Daphné Collignon reprend le roman de Jacqueline quelques années plus tard pour en faire une bande dessinée en deux tomes. Diplômée en illustration-infographie, elle se lance d’abord dans l’illustration avant de se consacrer définitivement à la bande dessinée. Elle est désireuse de transmettre « une bande dessinée qui laisserait le champ libre au regard d’une sensibilité subjective approchant d’autres cultures, et d’autres mondes » (Bédéthèque).

Je vous propose ici un tout nouveau format sur mon blog : du roman à la BD. Daphné Collignon a-t-elle réussi à rester fidèle au roman de Jacqueline Kelly ?

! Attention, risque de spoil !

Comme l’histoire n’a qu’une seule intrigue principale, je me suis permise de m’appuyer sur quelques scènes clés ou non.

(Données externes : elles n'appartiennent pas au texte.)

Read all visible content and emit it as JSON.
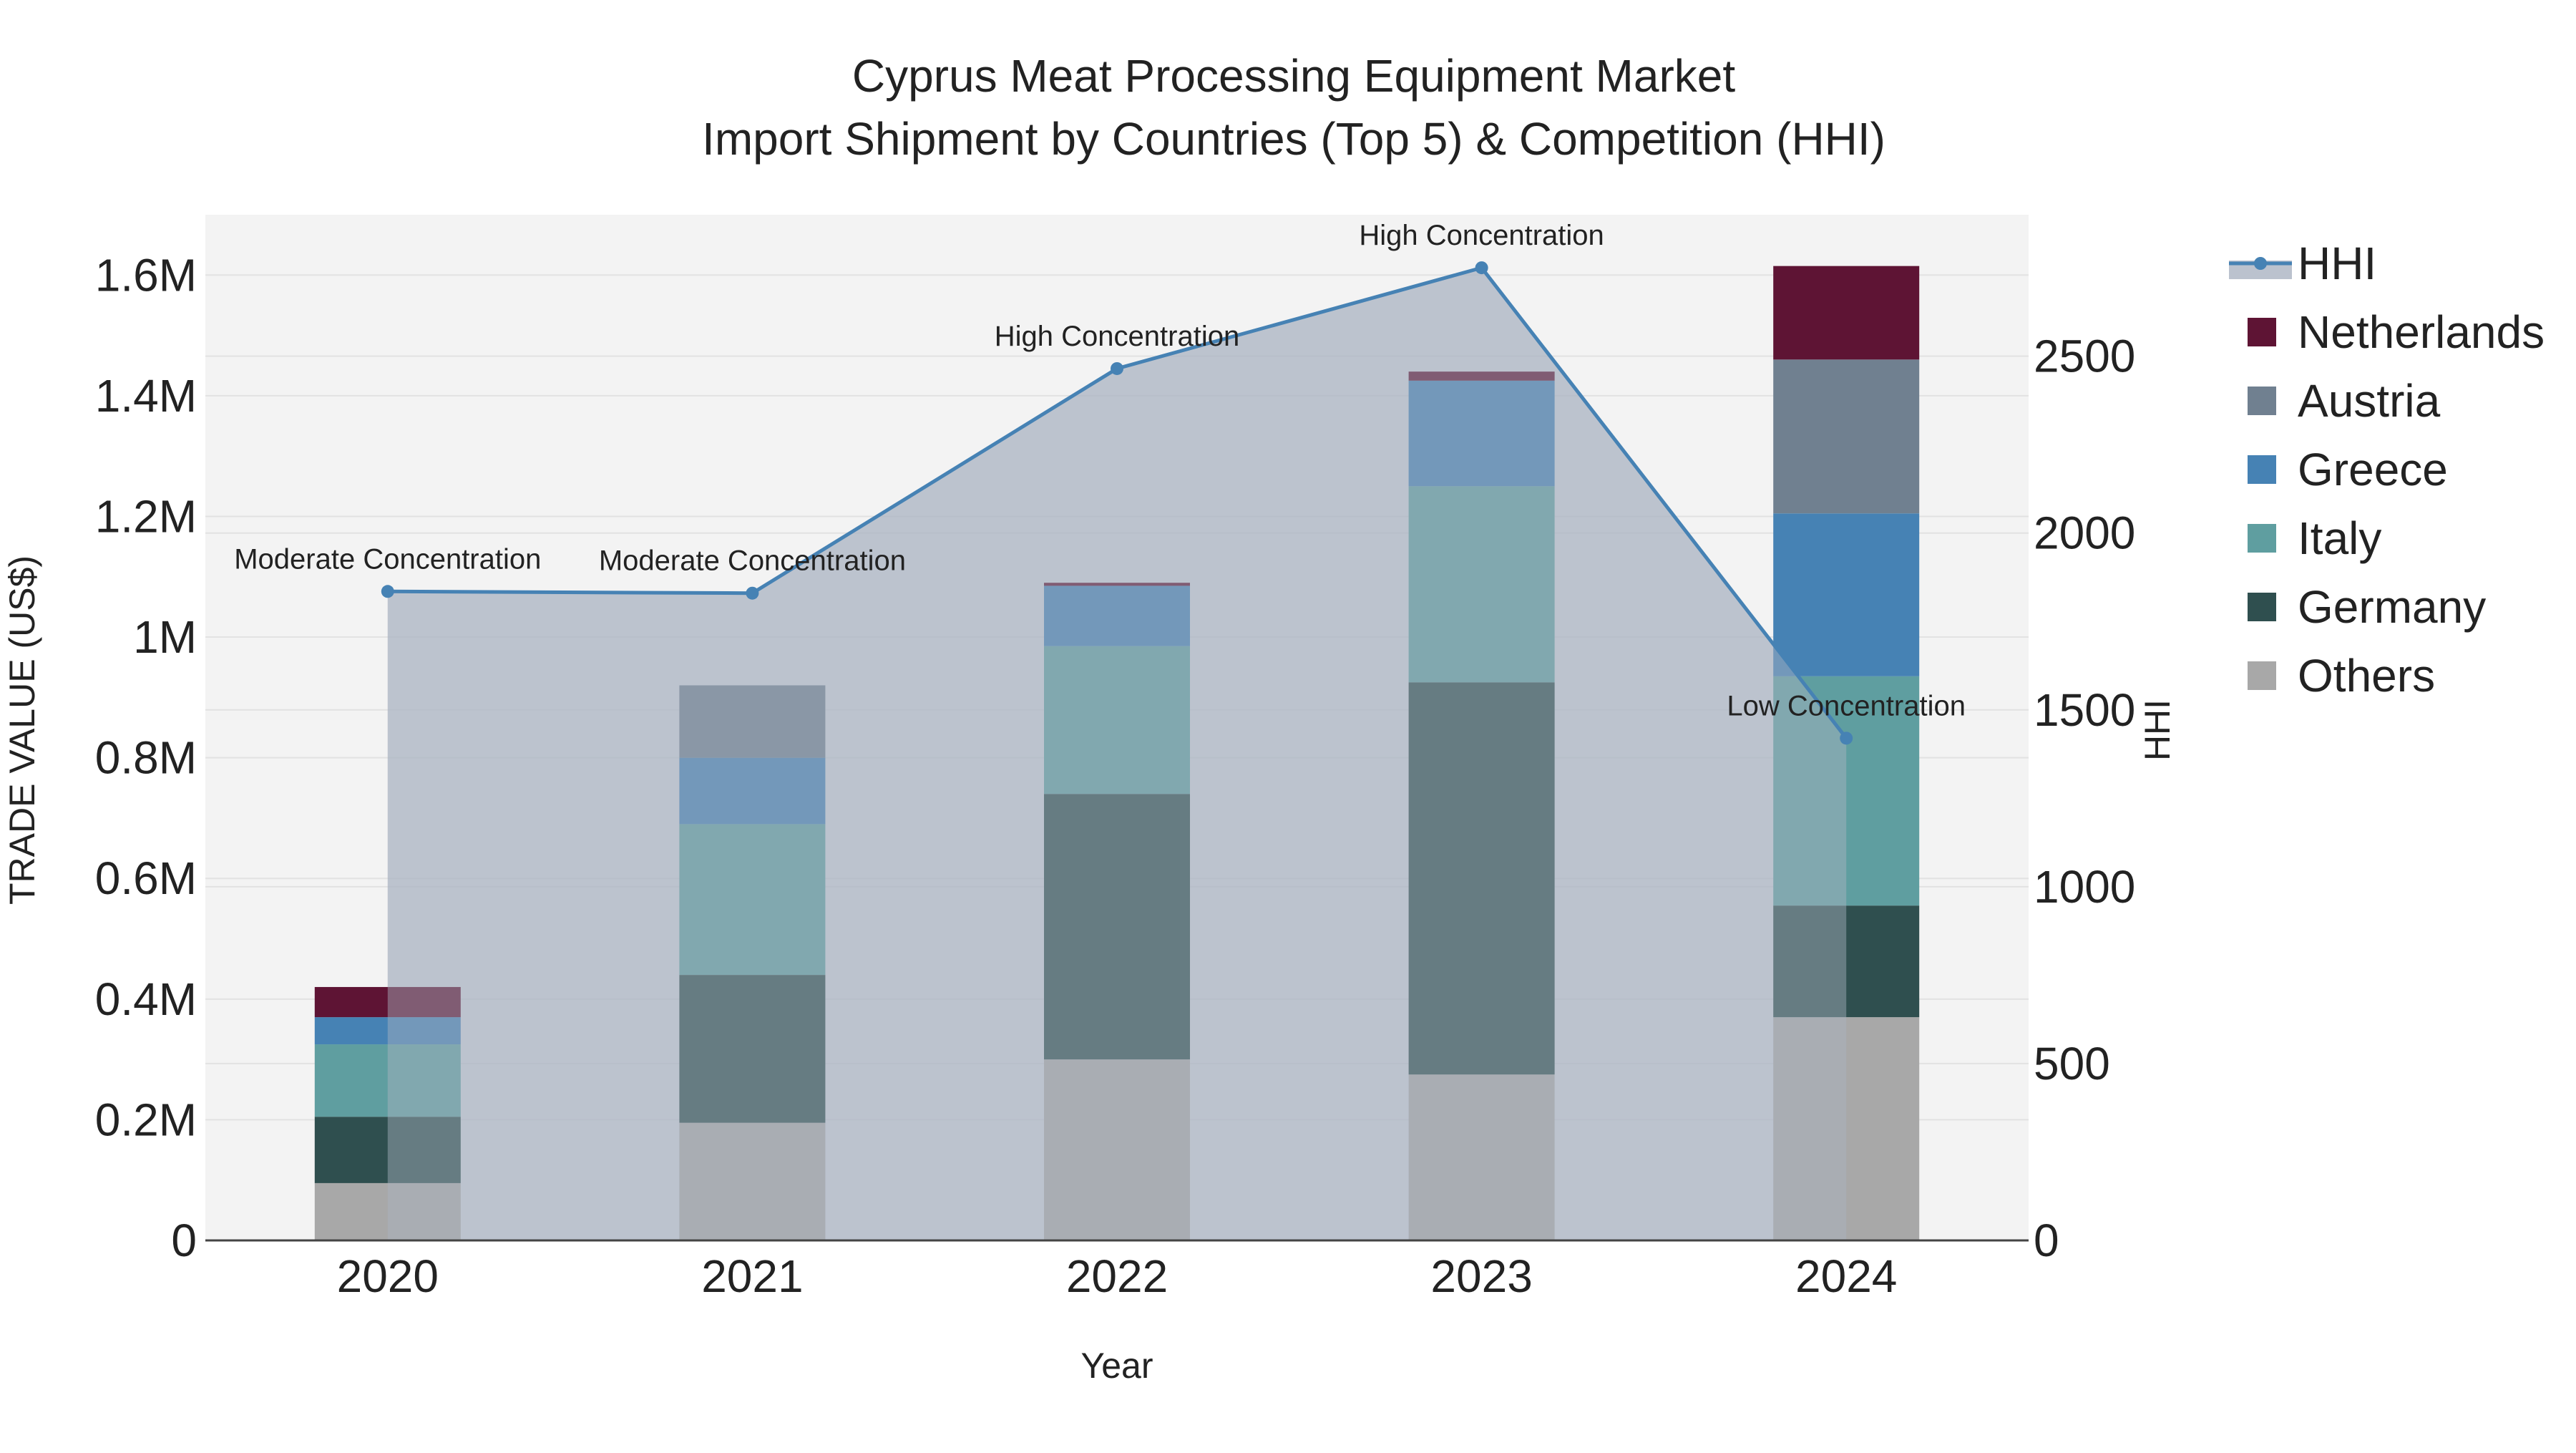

Bien sûr, rien ne spoil l’intrigue principale mais si vous voulez découvrir l’histoire sans rien savoir, je vous conseille de lire le dernier paragraphe tout en bas de la page. Bonne lecture !


Titre : Calpurnia
Auteure : Jacqueline Kelly
Maison d’édition : L’école des loisirs
Date de sortie : 2013
Nombre de pages : 420

Titre : Calpurnia
Auteures : Daphné Collignon, Jacqueline Kelly
Maison d’édition : Rue de Sèvres
Date de sortie : 2018 – 2020
Nombre de tomes : 2
Nombre de pages par tome : 88 / 128

Résumé :
Calpurnia Tate a onze ans. Dans la chaleur de l’été, elle s’interroge sur le comportement des animaux autour d’elle. Elle étudie les sauterelles, les lucioles, les fourmis, les opossums. Aidée de son grand-père, un naturaliste fantasque et imprévisible, elle note dans son carnet d’observation tout ce qu’elle voit et se pose mille questions. Pourquoi, par exemple, les chiens ont-ils des sourcils ? Comment se fait-il que les grandes sauterelles soient jaunes, et les petites, vertes ? Et à quoi sert une bibliothèque si on n’y prête pas de livres ? On est dans le comté de Caldwell, au Texas, en 1899. Tout en développant son esprit scientifique, Calpurnia partage avec son grand-père les enthousiasmes et les doutes quant à ses découvertes, elle affirme sa personnalité au milieu de ses six frères et se confronte aux difficultés d’être une jeune fille a l’aube du XXe siècle. Apprendre la cuisine, la couture et les bonnes manières, comme il se doit, ou se laisser porter par sa curiosité insatiable ? Et si la science pouvait ouvrir un chemin vers la liberté ?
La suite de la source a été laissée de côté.